Cybercrime trends are constantly changing. In the 30 years that have passed since the creation of Panda Security, we have seen it all, from computer viruses transmitted by floppy disks, malicious attachments, Trojans and ransomware, to live hacking and file-less threats . In fact, evolution and change can, paradoxically, be viewed as the only constants of cybercrime. There is one thing, however, that many of the most notorious cyber incidents of the past 30 years have in common: vulnerabilities.
Vulnerabilities Are Cybercriminal’s Best Friends
One of the most popular entry points for cybercriminals is operating system and application vulnerabilities. According to a study, by the end of 2020,
99% of the exploited vulnerabilities will be known before the incident. Here we look at some of the most significant vulnerabilities of the past 30 years, as well as the incidents they have caused.
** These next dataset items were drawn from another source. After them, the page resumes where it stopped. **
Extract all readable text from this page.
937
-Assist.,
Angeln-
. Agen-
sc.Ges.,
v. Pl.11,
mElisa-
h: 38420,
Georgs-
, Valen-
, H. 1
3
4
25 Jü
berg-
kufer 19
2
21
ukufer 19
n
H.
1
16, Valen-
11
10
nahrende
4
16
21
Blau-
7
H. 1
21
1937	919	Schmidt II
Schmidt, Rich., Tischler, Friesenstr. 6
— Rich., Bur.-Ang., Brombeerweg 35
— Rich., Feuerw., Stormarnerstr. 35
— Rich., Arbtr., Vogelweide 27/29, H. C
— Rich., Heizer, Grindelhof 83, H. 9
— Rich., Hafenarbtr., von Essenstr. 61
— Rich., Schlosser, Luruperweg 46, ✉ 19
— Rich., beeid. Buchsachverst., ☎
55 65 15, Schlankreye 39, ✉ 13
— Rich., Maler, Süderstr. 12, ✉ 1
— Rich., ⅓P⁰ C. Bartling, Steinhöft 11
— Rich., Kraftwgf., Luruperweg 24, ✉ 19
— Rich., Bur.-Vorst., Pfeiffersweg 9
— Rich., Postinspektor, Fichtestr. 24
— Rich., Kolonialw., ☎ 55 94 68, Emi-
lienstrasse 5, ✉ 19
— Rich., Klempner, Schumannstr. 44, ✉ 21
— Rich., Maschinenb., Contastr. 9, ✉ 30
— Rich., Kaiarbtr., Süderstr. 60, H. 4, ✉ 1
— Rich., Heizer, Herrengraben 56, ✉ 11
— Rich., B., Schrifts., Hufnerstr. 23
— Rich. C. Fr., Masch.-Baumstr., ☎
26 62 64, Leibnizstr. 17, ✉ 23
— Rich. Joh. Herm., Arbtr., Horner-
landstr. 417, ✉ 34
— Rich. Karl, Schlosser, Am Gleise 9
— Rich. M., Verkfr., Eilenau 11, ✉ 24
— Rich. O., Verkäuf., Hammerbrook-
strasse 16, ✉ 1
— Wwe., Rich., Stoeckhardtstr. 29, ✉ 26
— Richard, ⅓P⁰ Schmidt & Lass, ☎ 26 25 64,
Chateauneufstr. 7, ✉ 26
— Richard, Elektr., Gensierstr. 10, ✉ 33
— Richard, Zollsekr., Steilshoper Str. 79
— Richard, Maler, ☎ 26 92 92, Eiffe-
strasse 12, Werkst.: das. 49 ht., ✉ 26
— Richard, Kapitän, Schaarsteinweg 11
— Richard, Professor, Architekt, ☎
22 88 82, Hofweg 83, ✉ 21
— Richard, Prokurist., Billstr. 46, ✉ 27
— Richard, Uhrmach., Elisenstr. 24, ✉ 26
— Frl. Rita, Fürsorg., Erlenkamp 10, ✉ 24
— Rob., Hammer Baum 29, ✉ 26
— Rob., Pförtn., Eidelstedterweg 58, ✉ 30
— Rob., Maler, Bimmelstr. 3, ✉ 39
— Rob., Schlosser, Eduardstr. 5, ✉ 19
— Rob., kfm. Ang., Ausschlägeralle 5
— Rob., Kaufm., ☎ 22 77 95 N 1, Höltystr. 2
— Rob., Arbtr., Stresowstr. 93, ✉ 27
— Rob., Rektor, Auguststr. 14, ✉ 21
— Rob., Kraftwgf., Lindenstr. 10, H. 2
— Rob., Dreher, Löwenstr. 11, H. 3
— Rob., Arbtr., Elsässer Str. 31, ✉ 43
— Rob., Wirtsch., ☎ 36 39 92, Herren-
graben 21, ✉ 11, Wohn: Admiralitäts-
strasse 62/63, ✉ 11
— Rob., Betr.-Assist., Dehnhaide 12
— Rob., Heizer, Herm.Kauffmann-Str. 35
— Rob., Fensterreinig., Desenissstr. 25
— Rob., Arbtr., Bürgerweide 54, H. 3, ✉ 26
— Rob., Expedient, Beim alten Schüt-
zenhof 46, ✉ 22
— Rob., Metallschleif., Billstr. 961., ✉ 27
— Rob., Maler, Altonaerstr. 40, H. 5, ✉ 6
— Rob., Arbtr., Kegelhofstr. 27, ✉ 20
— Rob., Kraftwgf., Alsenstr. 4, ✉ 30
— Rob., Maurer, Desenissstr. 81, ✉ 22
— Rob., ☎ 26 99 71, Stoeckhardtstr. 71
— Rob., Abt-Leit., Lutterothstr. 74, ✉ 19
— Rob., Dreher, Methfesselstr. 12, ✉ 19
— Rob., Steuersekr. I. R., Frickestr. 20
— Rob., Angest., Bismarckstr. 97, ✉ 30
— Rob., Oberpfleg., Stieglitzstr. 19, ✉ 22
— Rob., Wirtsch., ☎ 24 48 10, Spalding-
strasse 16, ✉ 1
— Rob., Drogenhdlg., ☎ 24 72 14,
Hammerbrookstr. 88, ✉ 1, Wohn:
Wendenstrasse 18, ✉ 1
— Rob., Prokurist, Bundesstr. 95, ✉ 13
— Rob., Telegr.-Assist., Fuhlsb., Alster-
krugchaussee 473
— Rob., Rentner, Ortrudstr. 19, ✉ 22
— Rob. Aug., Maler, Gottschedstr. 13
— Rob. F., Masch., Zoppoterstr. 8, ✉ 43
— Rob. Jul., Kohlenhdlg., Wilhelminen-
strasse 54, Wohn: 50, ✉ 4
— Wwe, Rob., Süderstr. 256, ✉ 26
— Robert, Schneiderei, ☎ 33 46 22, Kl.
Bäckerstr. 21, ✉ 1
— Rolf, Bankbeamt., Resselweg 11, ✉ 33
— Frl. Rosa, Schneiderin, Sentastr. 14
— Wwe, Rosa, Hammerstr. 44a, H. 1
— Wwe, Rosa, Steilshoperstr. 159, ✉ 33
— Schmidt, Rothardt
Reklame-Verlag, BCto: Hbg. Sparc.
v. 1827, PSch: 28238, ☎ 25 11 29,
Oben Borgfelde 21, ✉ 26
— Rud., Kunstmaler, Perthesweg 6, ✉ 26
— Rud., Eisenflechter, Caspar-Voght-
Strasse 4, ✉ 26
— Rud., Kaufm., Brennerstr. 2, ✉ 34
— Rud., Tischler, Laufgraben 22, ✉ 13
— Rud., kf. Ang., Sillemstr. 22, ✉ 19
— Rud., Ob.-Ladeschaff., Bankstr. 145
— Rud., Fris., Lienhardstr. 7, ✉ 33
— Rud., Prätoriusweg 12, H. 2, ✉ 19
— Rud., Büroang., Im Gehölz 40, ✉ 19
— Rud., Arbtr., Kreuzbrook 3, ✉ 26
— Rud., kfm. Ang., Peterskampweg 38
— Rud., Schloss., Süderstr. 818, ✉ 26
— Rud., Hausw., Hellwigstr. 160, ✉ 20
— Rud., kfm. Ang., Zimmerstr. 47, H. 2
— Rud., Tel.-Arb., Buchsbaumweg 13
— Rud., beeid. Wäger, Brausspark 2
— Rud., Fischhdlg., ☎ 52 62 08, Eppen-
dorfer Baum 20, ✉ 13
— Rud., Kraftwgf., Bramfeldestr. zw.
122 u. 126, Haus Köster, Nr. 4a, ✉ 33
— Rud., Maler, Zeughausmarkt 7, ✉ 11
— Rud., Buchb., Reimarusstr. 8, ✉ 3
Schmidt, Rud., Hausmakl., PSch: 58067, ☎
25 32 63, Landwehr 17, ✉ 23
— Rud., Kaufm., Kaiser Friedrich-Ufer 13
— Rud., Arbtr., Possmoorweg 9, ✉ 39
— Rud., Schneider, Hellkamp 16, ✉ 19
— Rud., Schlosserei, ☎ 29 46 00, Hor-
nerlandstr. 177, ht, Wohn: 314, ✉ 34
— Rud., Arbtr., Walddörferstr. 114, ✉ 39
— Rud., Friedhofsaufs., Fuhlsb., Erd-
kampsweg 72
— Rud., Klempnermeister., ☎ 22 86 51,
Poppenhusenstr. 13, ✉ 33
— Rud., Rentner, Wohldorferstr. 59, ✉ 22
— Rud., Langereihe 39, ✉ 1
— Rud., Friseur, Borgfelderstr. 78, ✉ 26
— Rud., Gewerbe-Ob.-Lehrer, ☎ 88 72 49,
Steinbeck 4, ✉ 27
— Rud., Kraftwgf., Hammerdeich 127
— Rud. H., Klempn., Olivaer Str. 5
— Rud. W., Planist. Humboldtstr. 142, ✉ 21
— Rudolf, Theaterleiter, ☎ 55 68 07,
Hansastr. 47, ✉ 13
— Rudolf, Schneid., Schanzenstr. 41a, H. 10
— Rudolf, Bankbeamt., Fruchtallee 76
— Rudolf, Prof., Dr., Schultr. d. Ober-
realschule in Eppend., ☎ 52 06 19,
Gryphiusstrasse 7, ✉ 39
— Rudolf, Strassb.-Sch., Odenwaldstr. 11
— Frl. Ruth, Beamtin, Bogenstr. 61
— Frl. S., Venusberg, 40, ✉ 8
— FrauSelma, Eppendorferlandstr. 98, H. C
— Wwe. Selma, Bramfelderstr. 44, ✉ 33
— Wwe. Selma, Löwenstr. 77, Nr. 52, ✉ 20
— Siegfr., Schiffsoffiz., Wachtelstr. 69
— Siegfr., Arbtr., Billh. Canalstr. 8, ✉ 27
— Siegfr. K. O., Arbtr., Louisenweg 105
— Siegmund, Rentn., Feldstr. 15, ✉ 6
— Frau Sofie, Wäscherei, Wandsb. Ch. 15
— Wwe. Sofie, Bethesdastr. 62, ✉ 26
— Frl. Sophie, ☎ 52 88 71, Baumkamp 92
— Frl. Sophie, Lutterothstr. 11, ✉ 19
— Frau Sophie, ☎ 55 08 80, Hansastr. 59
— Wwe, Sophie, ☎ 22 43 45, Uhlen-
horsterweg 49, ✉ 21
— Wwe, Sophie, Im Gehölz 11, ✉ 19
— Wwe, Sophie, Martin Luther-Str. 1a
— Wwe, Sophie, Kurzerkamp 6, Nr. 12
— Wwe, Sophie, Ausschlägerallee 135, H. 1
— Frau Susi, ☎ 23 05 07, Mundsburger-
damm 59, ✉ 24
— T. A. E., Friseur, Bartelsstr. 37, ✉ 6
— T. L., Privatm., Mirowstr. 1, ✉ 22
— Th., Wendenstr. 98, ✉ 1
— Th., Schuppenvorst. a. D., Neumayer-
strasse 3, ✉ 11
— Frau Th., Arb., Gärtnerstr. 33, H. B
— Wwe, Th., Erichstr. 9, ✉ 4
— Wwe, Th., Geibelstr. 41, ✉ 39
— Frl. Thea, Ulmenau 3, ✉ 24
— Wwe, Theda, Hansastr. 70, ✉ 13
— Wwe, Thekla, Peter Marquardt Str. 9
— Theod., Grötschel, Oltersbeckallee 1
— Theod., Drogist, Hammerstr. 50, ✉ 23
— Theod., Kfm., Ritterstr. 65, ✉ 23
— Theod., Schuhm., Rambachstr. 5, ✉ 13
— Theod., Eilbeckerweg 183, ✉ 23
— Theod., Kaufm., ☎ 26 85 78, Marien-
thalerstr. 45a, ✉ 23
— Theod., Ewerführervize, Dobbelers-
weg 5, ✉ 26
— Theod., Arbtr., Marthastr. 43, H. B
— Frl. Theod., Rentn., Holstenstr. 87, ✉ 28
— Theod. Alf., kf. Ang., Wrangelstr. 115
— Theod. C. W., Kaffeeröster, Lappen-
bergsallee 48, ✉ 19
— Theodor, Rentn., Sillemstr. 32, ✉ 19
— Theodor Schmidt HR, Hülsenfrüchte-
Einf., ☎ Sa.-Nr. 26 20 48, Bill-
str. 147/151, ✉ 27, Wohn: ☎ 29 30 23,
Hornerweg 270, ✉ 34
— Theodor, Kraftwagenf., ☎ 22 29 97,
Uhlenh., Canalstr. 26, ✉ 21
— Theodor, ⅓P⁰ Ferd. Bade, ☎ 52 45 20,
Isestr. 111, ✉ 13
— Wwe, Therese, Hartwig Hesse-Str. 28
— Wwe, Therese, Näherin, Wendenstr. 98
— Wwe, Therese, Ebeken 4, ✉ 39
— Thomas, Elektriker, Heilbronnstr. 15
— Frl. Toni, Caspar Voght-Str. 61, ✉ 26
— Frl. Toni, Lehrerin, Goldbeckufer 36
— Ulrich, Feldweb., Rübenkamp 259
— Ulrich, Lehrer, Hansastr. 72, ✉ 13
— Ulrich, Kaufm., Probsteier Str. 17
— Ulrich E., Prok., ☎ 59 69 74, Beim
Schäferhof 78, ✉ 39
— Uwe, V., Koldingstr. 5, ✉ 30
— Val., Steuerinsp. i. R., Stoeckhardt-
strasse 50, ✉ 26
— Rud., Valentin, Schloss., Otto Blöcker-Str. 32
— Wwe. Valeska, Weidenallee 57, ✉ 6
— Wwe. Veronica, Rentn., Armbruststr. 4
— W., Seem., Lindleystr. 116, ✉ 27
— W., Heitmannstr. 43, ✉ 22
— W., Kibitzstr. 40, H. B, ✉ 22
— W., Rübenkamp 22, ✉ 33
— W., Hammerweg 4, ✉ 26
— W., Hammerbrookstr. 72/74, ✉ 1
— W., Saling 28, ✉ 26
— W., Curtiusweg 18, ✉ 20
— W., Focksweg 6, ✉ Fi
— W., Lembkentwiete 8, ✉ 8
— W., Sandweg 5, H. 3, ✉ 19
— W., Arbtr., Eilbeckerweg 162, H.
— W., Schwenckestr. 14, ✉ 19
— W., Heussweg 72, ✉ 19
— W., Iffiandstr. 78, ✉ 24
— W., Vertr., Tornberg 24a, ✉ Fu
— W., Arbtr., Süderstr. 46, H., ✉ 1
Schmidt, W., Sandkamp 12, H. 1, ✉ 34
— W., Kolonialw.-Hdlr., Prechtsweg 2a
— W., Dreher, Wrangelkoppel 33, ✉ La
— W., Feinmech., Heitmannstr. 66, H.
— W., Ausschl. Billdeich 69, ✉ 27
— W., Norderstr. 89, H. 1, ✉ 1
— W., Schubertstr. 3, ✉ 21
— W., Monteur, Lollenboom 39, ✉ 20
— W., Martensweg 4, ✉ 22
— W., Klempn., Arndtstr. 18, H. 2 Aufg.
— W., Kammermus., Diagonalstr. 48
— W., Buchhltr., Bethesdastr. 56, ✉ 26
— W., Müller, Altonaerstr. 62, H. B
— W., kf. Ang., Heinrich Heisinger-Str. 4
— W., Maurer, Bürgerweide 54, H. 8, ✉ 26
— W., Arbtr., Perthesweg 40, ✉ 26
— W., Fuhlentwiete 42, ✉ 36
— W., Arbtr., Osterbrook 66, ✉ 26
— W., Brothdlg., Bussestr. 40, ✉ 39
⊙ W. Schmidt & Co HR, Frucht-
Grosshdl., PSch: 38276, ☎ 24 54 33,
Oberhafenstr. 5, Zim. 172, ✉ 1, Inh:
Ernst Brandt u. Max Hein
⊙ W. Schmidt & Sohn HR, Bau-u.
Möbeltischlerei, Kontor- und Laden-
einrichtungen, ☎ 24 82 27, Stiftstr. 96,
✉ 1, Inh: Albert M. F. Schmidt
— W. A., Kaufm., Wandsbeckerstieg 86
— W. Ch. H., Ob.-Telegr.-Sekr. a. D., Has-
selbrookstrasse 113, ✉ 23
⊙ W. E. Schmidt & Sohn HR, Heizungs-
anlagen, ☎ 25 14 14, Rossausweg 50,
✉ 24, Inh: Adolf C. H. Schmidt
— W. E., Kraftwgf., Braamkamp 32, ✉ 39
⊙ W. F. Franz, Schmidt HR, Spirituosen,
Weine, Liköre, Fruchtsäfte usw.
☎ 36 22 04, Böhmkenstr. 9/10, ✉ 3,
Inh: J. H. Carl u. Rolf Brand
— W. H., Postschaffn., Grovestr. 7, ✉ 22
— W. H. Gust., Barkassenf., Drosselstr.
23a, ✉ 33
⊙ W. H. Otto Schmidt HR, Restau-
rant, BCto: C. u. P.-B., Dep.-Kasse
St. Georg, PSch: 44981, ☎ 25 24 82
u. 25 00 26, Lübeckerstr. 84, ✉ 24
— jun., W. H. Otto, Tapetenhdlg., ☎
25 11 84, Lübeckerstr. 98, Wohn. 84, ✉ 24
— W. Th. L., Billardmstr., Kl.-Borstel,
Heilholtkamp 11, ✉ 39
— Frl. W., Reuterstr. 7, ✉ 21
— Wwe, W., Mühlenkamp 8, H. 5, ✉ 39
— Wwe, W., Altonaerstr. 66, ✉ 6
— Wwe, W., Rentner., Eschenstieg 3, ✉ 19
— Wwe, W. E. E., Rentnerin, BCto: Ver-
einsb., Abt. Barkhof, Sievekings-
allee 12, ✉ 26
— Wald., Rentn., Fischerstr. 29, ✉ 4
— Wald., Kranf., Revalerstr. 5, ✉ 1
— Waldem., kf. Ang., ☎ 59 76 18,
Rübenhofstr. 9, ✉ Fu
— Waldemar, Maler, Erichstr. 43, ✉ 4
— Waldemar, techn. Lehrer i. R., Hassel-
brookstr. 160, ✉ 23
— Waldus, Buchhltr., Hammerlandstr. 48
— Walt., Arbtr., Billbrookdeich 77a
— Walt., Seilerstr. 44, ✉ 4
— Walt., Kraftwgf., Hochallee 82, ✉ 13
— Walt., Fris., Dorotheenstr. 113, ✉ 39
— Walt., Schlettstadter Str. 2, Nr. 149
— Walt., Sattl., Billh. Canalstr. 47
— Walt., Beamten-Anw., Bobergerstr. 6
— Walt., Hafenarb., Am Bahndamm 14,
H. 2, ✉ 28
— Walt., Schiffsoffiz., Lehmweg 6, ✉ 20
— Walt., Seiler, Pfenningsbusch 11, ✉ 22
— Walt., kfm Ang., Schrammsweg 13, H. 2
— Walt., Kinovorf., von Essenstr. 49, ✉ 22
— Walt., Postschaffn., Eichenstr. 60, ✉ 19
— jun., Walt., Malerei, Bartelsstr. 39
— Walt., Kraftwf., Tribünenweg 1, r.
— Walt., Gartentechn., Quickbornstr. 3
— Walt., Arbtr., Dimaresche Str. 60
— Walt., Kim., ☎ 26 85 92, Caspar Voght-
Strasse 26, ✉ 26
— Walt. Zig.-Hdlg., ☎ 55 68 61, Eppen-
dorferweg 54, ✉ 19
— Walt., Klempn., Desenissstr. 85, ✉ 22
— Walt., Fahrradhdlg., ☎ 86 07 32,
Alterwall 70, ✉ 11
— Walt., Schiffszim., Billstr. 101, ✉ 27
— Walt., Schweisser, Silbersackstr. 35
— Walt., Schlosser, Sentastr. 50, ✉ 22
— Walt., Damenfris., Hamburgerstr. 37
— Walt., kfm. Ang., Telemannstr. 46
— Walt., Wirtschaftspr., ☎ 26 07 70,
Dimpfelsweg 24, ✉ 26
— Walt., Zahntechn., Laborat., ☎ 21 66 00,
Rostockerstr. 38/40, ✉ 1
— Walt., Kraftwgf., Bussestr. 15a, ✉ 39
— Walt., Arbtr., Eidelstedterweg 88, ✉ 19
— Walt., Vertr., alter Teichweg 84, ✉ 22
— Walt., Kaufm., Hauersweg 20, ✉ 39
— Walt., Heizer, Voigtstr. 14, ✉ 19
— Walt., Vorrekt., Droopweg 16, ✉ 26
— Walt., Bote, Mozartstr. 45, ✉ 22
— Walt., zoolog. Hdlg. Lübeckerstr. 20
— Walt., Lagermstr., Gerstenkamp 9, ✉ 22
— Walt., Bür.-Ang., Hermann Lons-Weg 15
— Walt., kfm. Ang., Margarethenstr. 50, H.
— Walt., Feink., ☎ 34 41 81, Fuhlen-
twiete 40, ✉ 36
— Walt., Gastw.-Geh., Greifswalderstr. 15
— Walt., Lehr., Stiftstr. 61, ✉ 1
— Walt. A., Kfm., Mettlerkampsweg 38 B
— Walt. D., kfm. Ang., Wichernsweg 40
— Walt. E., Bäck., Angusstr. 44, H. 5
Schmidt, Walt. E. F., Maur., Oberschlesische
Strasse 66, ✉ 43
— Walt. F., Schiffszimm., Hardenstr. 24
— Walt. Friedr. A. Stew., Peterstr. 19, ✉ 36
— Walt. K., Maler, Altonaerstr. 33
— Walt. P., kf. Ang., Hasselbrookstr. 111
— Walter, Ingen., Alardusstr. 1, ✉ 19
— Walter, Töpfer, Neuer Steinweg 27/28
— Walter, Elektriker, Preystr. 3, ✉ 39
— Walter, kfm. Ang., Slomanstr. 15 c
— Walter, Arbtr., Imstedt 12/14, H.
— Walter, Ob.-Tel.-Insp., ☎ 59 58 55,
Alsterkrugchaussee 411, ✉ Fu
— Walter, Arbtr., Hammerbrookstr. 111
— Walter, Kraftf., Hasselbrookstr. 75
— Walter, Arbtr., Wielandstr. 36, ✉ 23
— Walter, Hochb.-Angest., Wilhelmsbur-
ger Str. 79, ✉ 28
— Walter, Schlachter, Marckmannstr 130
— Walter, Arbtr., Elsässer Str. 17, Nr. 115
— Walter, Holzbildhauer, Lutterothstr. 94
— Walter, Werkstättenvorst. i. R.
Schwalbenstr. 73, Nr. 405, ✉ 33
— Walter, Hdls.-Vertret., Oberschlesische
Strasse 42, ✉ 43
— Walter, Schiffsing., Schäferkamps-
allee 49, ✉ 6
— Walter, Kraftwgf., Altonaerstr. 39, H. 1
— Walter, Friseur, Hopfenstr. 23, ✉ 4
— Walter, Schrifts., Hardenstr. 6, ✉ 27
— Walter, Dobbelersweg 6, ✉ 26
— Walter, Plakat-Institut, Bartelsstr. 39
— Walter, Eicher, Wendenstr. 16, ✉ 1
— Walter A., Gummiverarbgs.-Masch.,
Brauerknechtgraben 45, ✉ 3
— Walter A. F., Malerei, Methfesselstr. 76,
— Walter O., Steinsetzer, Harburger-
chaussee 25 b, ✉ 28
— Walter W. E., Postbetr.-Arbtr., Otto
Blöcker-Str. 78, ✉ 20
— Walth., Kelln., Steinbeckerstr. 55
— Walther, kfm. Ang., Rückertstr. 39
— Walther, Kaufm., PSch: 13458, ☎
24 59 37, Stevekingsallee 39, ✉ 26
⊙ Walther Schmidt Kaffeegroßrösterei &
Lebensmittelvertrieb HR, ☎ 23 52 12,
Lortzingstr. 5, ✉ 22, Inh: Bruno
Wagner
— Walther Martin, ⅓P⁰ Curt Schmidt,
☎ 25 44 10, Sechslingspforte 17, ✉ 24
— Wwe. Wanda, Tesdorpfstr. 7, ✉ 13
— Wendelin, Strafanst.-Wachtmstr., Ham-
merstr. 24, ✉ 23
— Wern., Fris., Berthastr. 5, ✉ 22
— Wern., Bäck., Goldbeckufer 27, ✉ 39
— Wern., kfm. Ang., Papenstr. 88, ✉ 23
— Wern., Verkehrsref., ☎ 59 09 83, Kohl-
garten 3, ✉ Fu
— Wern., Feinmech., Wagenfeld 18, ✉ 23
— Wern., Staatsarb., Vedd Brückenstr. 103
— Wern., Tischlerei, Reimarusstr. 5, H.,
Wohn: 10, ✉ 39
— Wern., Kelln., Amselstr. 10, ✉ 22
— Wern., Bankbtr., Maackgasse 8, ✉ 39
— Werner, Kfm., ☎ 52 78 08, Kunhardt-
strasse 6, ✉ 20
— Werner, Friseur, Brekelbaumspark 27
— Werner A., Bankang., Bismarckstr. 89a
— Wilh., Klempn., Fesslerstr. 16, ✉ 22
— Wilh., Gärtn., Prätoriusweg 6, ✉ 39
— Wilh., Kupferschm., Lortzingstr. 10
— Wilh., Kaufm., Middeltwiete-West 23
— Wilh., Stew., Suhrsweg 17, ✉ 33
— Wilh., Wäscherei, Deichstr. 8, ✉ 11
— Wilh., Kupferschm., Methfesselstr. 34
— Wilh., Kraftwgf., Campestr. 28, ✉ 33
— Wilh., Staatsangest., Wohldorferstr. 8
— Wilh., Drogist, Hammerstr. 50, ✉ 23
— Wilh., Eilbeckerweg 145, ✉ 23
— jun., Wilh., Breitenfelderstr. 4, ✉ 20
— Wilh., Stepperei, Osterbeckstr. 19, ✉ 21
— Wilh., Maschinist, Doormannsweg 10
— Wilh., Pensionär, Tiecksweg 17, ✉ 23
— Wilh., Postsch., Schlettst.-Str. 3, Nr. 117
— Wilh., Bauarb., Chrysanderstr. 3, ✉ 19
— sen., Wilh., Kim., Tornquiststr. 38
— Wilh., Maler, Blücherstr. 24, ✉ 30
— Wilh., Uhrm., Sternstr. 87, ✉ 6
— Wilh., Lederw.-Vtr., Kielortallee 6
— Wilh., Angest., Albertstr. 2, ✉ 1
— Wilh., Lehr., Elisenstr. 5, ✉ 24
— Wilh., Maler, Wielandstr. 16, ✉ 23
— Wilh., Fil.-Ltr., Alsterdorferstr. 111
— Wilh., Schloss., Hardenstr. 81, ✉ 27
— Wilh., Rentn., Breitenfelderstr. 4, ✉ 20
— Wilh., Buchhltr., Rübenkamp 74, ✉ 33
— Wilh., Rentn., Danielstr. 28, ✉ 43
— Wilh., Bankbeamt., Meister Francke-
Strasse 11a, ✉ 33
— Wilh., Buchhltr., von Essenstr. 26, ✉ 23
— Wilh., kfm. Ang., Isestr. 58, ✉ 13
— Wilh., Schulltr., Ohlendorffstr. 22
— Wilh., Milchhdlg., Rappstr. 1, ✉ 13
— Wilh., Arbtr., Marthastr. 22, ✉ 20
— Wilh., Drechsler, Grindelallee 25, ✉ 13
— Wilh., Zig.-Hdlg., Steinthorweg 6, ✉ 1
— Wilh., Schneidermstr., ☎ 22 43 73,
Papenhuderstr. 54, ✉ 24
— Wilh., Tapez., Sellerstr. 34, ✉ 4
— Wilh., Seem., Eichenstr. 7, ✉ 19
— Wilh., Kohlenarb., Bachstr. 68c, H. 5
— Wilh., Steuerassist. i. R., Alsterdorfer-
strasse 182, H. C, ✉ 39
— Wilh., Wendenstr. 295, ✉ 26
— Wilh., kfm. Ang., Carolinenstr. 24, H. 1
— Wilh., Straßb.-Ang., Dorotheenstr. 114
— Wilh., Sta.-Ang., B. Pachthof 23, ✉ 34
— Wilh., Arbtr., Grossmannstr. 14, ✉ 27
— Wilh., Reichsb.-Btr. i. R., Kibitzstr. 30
• Morris Worm (1988). To see one of the first examples of computer viruses that exploited known vulnerabilities, you have to go back to 1988, two years before the invention of the World Wide Web. The Morris worm was one of the first computer worms to spread via the Internet. It exploited known vulnerabilities in Unix Sendmail, rsh / rexec, as well as weak passwords. Although the creator’s intention was not to cause damage, but rather to highlight security weaknesses, it did cause damage between $ 100,000 and $ 10,000,000.
• SQL Slammer (2003). SQL Slammer is another worm that, in 2003, infected about 75,000 machines in just ten minutes. It has caused a denial of service to several Internet service providers and has considerably slowed down Internet traffic. To be able to spread so quickly, SQL Slammer has exploited a buffer overflow vulnerability in Microsoft SQL Server. Six months before the incident, Microsoft had released a patch to correct this bug.
• Zotob (2005). This worm, which has infected systems running on various Microsoft operating systems, including Windows 2000, has exploited various vulnerabilities, including the vulnerability MS05-039 in Plug & Play services. It forced infected machines to restart continuously; each time the computer was restarted, a new copy of Zotob was created. Although it did not hit a large number of computers, this attack had a major impact on its victims: It is estimated that the affected companies spent an average of $ 97,000 to clean up malicious code from their systems and needed about 80 hours on average to disinfect their systems.
• Conficker (2008). Conficker is a worm which was first detected in November 2008. It exploited several vulnerabilities, including that of a network service present in several versions of Windows such as Windows XP, Windows Vista and Windows 2000. When Conficker propagated, he used the infected computers to create a network of zombie computers (botnet). It is estimated that it infected between 9 and 15 million computers. Despite the extent of its spread, Conficker has not caused significant damage.
• Stuxnet (2010). In June 2010, a cyber attack called Stuxnet successfully destroyed the centrifuges at an Iranian nuclear power plant. Although Stuxnet would have entered the central systems via a USB key, it used four zero-day vulnerabilities to spread, as well as the same vulnerabilities as those used by Conficker .
• EternalBlue (2017). EtenernalBlue is the name of a vulnerability in the Microsoft Server Message Block (SMB) protocol. This vulnerability gained notoriety in 2017 when it was exploited to lead global attacks on the WannaCry ransomware. These attacks have affected computers in more than 150 countries, causing damage estimated at $ 4 billion worldwide. This vulnerability has also been exploited during attacks by the NotPetya ransomware. However, a patch was available for this vulnerability one month before the launch of WannaCry.
• BlueKeep (2019). In May 2019, a vulnerability was discovered in Windows operating systems called BlueKeep, which has affected up to one million devices. It was in the Remote Desktop Protocol (RDP), and a month after its discovery, security companies began to detect attempts to exploit this vulnerability.
These vulnerabilities are just a few of those that have had an impact over the years. However, each year, tens of thousands of new vulnerabilities are discovered, which can pose a serious problem for the cybersecurity of any organization. This is why Panda Security offers its customers specific solutions to correct vulnerabilities, as well as resources so that they can identify the most important vulnerabilities. In the 30 years of Panda Security’s experience, we have seen thousands of vulnerabilities and the thousands of cyber incidents caused by them.
The other constant of all these years is that our customers have always been protected from it.